On May 27, Goyetche disagreed with MacLean over the small size of opinions gathered last year, arguing that public opinion firms frequently take a random sample of the overall population. But from what he’s seen, a majority of Richmond County residents want a mayoral system.
District 4 councillor Gilbert Boucher supports a plebiscite, reasoning it would provide a more accurate count since not enough people have registered their opinions.
Deputy Warden Alvin Martell said he agrees with MacLean that public forums are necessary to truly know what taxpayers want but he later noted that under Section 15 of the Municipal Government Act, mayors have no more authority than wardens.
Warden Brian Marchand said he is concerned about the extra costs in having a mayor. With the one-time costs, he noted that the extra expense of a mayor goes up to $40,000 in the first year. The warden also pointed out that having an even number can lead to tie votes.
When the results of the strategic plan’s survey were first discussed in January, Marchand said a small number of residents gave their opinion, and he felt the public did not have sufficient information to make an informed decision.
After discussing how to reach out to the public to provide them with the resources they need to make fully informed decisions, on May 27, the warden recommended posting information on the municipal Web site, he promised to have more discussions with council, and he asked staff to plan the public consultation process.

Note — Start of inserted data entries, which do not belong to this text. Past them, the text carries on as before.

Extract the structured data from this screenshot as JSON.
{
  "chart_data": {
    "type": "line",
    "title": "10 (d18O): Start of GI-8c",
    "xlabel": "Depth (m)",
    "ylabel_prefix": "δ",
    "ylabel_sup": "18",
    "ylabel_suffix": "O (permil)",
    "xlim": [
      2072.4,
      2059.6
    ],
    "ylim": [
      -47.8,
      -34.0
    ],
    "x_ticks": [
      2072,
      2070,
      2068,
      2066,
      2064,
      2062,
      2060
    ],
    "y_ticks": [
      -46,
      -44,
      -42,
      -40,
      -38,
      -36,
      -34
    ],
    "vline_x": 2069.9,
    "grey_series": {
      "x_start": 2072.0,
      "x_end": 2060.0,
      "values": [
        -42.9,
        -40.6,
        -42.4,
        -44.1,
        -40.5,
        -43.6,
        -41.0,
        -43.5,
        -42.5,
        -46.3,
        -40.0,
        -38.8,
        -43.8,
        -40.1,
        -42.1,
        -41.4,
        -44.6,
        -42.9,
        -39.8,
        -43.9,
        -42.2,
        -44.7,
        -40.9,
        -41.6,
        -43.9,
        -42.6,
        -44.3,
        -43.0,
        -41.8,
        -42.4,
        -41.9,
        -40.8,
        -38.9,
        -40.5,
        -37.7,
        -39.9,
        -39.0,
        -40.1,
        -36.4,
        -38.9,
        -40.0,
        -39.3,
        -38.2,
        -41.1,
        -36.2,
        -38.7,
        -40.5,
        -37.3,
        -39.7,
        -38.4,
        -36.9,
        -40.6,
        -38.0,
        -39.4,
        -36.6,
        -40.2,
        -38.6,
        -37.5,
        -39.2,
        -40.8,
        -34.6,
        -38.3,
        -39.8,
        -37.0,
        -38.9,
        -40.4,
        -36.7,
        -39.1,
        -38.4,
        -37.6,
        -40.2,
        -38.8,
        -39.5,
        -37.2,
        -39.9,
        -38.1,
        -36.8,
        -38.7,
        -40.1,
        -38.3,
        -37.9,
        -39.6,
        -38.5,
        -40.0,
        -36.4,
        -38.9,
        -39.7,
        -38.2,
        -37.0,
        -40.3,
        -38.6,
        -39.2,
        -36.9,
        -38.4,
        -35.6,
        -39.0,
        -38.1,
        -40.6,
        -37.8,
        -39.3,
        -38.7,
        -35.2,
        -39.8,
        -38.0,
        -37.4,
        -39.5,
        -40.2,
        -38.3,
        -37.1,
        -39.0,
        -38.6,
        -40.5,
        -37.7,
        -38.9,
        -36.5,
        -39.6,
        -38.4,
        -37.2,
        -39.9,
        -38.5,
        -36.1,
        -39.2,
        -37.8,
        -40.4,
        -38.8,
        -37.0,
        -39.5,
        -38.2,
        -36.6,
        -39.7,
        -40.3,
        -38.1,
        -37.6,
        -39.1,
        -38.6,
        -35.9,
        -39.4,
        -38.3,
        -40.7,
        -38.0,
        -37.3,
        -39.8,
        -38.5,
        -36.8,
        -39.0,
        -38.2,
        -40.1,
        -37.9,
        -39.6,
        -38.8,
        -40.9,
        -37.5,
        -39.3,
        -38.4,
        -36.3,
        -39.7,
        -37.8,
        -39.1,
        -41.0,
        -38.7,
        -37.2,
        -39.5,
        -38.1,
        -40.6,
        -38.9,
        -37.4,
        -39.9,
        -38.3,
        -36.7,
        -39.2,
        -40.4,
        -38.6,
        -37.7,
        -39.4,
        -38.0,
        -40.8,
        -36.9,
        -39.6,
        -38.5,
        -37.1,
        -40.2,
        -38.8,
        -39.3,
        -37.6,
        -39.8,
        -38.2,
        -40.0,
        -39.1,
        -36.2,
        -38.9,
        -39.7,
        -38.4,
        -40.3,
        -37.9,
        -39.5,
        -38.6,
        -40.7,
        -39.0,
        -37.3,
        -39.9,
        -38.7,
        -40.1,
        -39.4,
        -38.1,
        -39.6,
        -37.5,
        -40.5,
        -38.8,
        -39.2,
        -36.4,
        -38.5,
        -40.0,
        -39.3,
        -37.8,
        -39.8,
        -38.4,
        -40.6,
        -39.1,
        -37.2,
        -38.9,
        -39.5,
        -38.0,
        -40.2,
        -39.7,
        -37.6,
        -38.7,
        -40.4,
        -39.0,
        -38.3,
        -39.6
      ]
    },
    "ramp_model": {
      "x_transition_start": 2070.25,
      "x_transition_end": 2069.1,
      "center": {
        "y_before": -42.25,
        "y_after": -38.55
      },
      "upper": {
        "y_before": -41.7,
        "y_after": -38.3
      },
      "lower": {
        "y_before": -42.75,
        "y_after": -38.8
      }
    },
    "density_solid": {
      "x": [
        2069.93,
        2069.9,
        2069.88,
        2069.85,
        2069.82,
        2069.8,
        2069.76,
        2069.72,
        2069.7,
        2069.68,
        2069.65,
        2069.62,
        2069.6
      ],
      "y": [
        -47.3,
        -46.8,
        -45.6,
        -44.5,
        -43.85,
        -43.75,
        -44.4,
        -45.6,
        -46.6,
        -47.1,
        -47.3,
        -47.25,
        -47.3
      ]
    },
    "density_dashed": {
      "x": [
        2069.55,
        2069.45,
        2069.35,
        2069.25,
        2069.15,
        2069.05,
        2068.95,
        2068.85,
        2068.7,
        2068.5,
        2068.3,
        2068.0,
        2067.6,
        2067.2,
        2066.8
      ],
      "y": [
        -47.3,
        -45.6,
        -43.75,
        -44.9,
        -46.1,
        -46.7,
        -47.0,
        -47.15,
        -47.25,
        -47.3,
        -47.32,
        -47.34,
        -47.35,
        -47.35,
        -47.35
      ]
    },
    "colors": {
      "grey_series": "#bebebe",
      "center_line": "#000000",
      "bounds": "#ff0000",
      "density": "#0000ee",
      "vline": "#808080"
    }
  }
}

Given the clear public support expressed in the survey, and despite the fact the municipality tried unsuccessfully in 2016 to convert to a mayoralty, among other reasons, this paper has taken the position that converting to a mayor-at-large would be in the best interests of Richmond County. But this issue will ultimately be decided by the people and their representatives, and that is how it should be.
What is most encouraging is that despite the varied opinions, the debate has remained civil in tone; those disagreeing are doing so respectfully, no one is trying to shut-down or dominate the discussion, and overall, the debate has been a productive exchange of opinions, ideas and information.
If this spirit of healthy discourse can continue during the public consultation process and into council’s final vote, it will have created the environment to reach a reasoned conclusion.
Then the final decision will be a true reflection of public will and one that everyone can live with.